In the context of yesterday’s conversation, I went looking for RDF related to metallurgy, and quickly found this class developed for the purposes of e-commerce. It includes some terms (gr:weight, gr:condition) that might be applicable to structuring data about the metallurgical content of ancient pottery. Maybe. The question is whether those terms are being used in a way that’s compatible with my graduate student’s ancient pottery project. Could they be integrated into his data the way that various terms are integrated into the dbpedia John Lennon page? The short answer is that I would keep on looking for RDF developed for something closer to ancient metallurgy, rather than just yoinking e-commerce vocab in — but then again, weight is weight, and GoodRelations (the ontology with the gr: prefix) is an established ontology. Why overcomplicate things? These are the sorts of questions that an individual researcher has to wrestle with frequently. There are ontologies out there for lots of things. Scrolling down the dbpedia page, I noticed a prefix that I don’t remember seeing before: yago: — which is an ontology for different roles of all sorts, including “Assassinated English People.”

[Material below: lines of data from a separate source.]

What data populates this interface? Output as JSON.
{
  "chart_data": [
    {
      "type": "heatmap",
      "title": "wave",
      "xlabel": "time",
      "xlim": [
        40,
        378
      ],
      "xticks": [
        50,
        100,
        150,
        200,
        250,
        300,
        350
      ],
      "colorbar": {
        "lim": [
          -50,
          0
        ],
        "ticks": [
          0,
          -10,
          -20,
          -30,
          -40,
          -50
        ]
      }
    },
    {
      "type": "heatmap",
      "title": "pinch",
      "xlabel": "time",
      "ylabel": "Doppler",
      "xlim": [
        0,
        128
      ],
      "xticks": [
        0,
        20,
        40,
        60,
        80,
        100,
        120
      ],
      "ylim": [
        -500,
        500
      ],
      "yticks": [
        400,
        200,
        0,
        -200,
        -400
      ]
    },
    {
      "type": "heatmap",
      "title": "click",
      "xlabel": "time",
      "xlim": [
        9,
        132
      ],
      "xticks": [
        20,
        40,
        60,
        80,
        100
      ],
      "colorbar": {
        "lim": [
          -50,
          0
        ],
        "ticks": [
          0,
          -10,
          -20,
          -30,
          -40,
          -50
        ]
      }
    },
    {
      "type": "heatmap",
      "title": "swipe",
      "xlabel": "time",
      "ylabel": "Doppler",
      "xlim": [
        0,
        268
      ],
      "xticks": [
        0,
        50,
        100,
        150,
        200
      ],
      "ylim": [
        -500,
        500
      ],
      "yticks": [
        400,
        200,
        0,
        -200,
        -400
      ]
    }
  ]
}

The recurring questions that you face, if you’re developing a linked open data database are:
- does vocabulary for X topic already exist?
- if vocabulary sort of appropriate for X topic already exists, should I reuse it?
- or should I be trying to create my own ontology?
These aren’t simple questions, and my experience is that you get better able to answer them the more you know about RDF/OWL/linked open data — but there aren’t particularly easy tests that you can use right when you’re starting out. That makes the learning curve pretty steep for people who are working on building careers in DH. The 5 Star Open Data site lists, as a cost, under the 4 star standard
⚠ You need to either find existing patterns to reuse or create your own.
This post is getting long, so I suspect I’ll come back and talk about the messiness of linked open data platforms, and DPLA’s Heidrun on Monday — but I think the questions and scenarios I’ve discussed above provide you with some context about why RDF can be uniquely challenging for an individual researcher, as opposed to a library.
ETA: I realize that I never addressed why I think the situation might be improving! But I will get to that, and soon, too.